After expressing its “deepest condolences” to China and Tajikistan over the deadly attack, Pakistan’s foreign ministry said, “The use of armed drones in the incident underlines the gravity of threat emanating from Afghanistan, and the brazenness behind it.”

“As a neighbor that has repeatedly suffered terrorist attacks orchestrated from Afghan soil, the people of Pakistan fully understand and share the grief and anguish of our Chinese friends and Tajik partners,” the statement said.

“The repeated use of Afghan soil by terrorist elements, and their continued presence under the patronage of the Afghan Taliban regime, is a matter of serious concern of the entire region and the wider international community,” Pakistan charged.

The Taliban sent a delegation to Tajikistan to discuss border security on Thursday, led by the governor of Afghanistan’s border province of Badakhshan. The Badakhshan region extends across the border into Tajikistan, where it is known as the Gorno-Badakhshan Autonomous Oblast.
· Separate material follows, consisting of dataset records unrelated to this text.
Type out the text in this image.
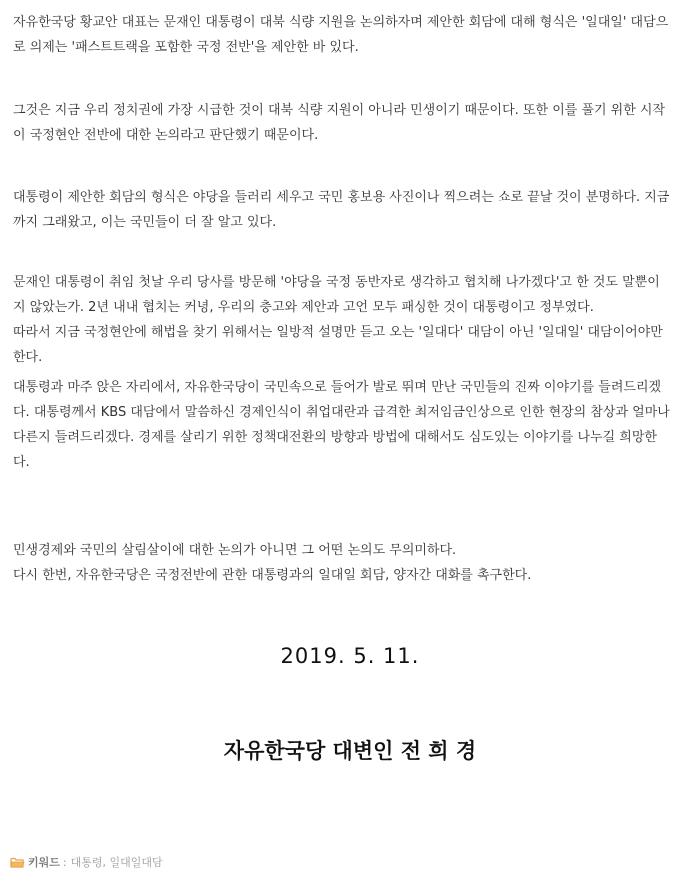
자유한국당 황교안 대표는 문재인 대통령이 대북 식량 지원을 논의하자며 제안한 회담에 대해 형식은 '일대일' 대담으
로 의제는 '패스트트랙을 포함한 국정 전반'을 제안한 바 있다.
그것은 지금 우리 정치권에 가장 시급한 것이 대북 식량 지원이 아니라 민생이기 때문이다. 또한 이를 풀기 위한 시작
이 국정현안 전반에 대한 논의라고 판단했기 때문이다.
대통령이 제안한 회담의 형식은 야당을 들러리 세우고 국민 홍보용 사진이나 찍으려는 쇼로 끝날 것이 분명하다. 지금
까지 그래왔고, 이는 국민들이 더 잘 알고 있다.
문재인 대통령이 취임 첫날 우리 당사를 방문해 '야당을 국정 동반자로 생각하고 협치해 나가겠다'고 한 것도 말뿐이
지 않았는가. 2년 내내 협치는 커녕, 우리의 충고와 제안과 고언 모두 패싱한 것이 대통령이고 정부였다.
따라서 지금 국정현안에 해법을 찾기 위해서는 일방적 설명만 듣고 오는 '일대다' 대담이 아닌 '일대일' 대담이어야만
한다.
대통령과 마주 앉은 자리에서, 자유한국당이 국민속으로 들어가 발로 뛰며 만난 국민들의 진짜 이야기를 들려드리겠
다. 대통령께서 KBS 대담에서 말씀하신 경제인식이 취업대란과 급격한 최저임금인상으로 인한 현장의 참상과 얼마나
다른지 들려드리겠다. 경제를 살리기 위한 정책대전환의 방향과 방법에 대해서도 심도있는 이야기를 나누길 희망한
다.
민생경제와 국민의 살림살이에 대한 논의가 아니면 그 어떤 논의도 무의미하다.
다시 한번, 자유한국당은 국정전반에 관한 대통령과의 일대일 회담, 양자간 대화를 촉구한다.
2019. 5. 11.
자유한국당 대변인 전 희 경
키워드 : 대통령, 일대일대담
As of Friday morning, the Taliban had offered no condolences for the deadly attack on two U.S. National Guard soldiers in Washington, DC, by an Afghan national named Rahmanullah Lakanwal. One of the victims, Sarah Beckstrom, died from the injuries she sustained in the assault.

Lakanwal was admitted to the United States after President Joe Biden’s disastrous withdrawal of American forces from Afghanistan in 2021, which handed control of the country over to the Taliban. President Donald Trump announced on Friday he would seek a permanent halt to migration from Afghanistan, and all other Third World nations, as a consequence of the attack.